Differential privacy addresses these risks with a rigorous, mathematically proven model of privacy protection, which has broad applications, from analytics to machine learning to synthetic data. By adding carefully calibrated noise to statistical calculations, it is possible to ensure strong privacy and still enjoy statistically accurate results.
In this workshop, we introduce differential privacy and show how to do sql-like analytics using the Tumult Labs differential privacy platform. Tumult Analytics (https://www.tmlt.io/platform) is used by a variety of organizations -- including the US Census Bureau, US Internal Revenue Service, and Wikimedia -- to publicly share aggregate statistics about populations of interest. Tumult Analytics will be made open-source this year and is available now for trial users.
Module 1: Introduction to differential privacy (30 minutes)
In the first module, we motivate the need for strong privacy protection by looking at sophisticated attacks (reconstruction and membership inference attacks) that render conventional privacy protection methods ineffective. We then present differential privacy, describing what it means, where it can be used and how it protects against attacks that are both known and unknown. We provide a brief overview of existing open-source differential privacy tools.
Module 2: Analyzing data under differential privacy (30 minutes)
Next, we show using examples the key ideas behind accurately analyzing data under differential privacy. Key concepts we will cover include:
The concept of a privacy loss budget and privacy loss accounting
The interplay between noise and privacy loss
How queries must be modified to ensure differential privacy (and therefore reduce the risk of catastrophic privacy loss)
The focus will be on supporting workflows that involve statistical queries (counts, averages, medians) on structured tabular data, possibly transformed through operations such as group by, filter, join, map, etc. Examples will use the Tumult Analytics programming platform, but the ideas are applicable to any differentially private computation.
Module 3: Differentially private data release using Tumult Analytics
In the final module, we do a deeper dive into an example application where a data custodian wishes to release aggregate statistics with high accuracy and strong privacy guarantees. We will use the Tumult Analytics programming platform to build an end-to-end solution.
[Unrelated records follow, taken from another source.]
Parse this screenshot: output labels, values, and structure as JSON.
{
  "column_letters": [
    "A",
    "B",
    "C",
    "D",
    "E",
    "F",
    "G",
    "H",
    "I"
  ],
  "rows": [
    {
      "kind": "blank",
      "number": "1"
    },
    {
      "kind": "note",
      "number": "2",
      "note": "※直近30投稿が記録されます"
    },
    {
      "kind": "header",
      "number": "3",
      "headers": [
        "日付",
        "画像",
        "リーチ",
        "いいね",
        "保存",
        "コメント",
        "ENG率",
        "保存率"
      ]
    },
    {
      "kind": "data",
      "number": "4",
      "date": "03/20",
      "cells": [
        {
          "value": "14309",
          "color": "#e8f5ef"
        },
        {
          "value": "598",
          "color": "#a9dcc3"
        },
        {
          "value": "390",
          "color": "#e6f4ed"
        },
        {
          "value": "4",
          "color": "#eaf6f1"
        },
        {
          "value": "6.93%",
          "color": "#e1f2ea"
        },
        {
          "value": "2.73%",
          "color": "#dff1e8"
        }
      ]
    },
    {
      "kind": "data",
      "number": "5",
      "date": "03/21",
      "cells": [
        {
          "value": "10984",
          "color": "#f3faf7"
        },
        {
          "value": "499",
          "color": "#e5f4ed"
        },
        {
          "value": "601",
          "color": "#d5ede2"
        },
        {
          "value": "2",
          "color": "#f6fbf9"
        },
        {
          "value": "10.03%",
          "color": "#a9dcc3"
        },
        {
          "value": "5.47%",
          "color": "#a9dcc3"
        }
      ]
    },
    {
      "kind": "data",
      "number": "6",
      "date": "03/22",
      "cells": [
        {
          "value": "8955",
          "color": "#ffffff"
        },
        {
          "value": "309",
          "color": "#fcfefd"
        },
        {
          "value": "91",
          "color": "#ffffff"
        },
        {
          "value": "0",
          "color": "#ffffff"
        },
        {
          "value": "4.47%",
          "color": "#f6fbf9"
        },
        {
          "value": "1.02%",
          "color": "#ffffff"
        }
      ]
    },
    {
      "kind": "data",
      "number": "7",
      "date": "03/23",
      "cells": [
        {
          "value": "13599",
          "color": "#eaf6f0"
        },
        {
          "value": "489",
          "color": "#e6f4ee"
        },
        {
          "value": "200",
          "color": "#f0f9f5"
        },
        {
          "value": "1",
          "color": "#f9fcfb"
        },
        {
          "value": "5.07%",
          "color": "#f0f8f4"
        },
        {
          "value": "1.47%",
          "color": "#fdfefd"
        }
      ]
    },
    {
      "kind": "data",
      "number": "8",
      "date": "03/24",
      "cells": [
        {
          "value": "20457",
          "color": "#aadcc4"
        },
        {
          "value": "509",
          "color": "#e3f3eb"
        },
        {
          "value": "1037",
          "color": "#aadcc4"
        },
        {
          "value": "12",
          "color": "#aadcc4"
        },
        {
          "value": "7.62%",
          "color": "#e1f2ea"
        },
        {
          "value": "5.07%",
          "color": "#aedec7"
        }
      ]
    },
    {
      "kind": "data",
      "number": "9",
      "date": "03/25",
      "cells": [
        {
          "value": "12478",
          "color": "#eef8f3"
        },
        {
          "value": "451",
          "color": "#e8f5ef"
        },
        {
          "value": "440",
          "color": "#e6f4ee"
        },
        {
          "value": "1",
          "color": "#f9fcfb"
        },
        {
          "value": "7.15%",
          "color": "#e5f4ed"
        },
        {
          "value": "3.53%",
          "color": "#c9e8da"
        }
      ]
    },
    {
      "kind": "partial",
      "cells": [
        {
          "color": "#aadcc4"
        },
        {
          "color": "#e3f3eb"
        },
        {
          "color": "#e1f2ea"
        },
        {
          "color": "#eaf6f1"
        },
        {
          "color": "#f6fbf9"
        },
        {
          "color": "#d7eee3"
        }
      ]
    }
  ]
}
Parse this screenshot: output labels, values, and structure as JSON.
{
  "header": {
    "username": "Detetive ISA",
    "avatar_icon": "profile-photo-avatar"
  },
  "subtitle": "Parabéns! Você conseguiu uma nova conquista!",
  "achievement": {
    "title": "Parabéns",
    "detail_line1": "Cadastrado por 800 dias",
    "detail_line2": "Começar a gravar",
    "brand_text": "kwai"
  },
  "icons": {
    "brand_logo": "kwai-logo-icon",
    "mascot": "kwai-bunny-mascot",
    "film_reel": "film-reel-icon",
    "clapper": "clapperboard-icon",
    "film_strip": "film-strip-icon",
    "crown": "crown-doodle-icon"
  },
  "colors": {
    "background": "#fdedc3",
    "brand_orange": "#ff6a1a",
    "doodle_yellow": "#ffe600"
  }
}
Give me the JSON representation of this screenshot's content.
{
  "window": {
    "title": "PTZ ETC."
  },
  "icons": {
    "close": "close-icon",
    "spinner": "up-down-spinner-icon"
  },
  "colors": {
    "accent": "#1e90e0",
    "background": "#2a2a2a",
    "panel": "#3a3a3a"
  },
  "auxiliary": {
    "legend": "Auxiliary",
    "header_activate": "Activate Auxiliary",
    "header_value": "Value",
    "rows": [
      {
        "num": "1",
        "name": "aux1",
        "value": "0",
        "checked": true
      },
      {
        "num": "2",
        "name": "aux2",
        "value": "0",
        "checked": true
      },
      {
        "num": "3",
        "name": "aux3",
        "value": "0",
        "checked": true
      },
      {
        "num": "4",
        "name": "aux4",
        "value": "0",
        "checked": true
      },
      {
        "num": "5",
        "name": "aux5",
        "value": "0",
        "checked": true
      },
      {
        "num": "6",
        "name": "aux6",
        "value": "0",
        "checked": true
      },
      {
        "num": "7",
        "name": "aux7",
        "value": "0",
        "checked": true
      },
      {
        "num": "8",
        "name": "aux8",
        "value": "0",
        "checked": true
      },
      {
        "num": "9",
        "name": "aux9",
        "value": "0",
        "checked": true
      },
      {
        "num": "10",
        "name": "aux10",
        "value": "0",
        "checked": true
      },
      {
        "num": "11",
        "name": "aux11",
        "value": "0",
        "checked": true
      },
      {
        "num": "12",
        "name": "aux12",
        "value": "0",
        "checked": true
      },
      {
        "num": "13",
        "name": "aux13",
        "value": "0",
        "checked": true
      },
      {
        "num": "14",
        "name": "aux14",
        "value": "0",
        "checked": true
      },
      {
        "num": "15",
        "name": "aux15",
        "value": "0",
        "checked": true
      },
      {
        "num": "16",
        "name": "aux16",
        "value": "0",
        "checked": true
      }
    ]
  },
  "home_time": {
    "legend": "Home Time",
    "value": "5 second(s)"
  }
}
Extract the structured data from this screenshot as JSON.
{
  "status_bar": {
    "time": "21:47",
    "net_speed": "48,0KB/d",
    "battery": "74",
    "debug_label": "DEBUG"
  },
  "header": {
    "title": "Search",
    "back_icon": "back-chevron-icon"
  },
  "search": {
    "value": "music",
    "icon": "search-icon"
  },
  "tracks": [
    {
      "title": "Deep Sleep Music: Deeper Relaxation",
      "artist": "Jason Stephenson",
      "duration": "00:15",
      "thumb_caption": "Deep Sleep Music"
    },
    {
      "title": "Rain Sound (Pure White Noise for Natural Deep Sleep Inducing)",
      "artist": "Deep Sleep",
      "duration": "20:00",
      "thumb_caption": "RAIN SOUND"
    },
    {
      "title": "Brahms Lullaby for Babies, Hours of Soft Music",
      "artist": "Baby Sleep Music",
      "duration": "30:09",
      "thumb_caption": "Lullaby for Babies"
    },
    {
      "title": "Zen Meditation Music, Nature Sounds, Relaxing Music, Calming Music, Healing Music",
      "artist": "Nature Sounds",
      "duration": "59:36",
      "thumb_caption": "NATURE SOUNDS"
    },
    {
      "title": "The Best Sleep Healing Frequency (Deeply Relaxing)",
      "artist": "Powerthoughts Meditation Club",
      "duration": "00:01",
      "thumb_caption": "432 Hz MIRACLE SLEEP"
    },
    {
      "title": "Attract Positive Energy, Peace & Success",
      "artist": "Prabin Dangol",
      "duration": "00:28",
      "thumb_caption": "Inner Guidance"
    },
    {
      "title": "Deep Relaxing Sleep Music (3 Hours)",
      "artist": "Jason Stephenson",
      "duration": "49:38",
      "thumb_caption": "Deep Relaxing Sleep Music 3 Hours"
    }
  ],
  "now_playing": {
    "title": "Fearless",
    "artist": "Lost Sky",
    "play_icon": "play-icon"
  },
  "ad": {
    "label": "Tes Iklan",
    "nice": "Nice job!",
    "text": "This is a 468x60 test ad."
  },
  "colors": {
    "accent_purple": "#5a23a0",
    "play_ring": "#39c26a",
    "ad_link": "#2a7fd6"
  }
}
Bio: Michael Hay is an Associate Professor of Computer Science at Colgate University and founder/CTO of Tumult Labs, a startup that helps organizations safely release data using differential privacy. His research interests include data privacy, databases, data mining, machine learning, and social network analysis. He was previously a Research Data Scientist at the US Census Bureau and a Computing Innovation Fellow at Cornell University. He holds a Ph.D. from the University of Massachusetts Amherst and a bachelor's degree from Dartmouth College. His research is supported by grants from DARPA and NSF.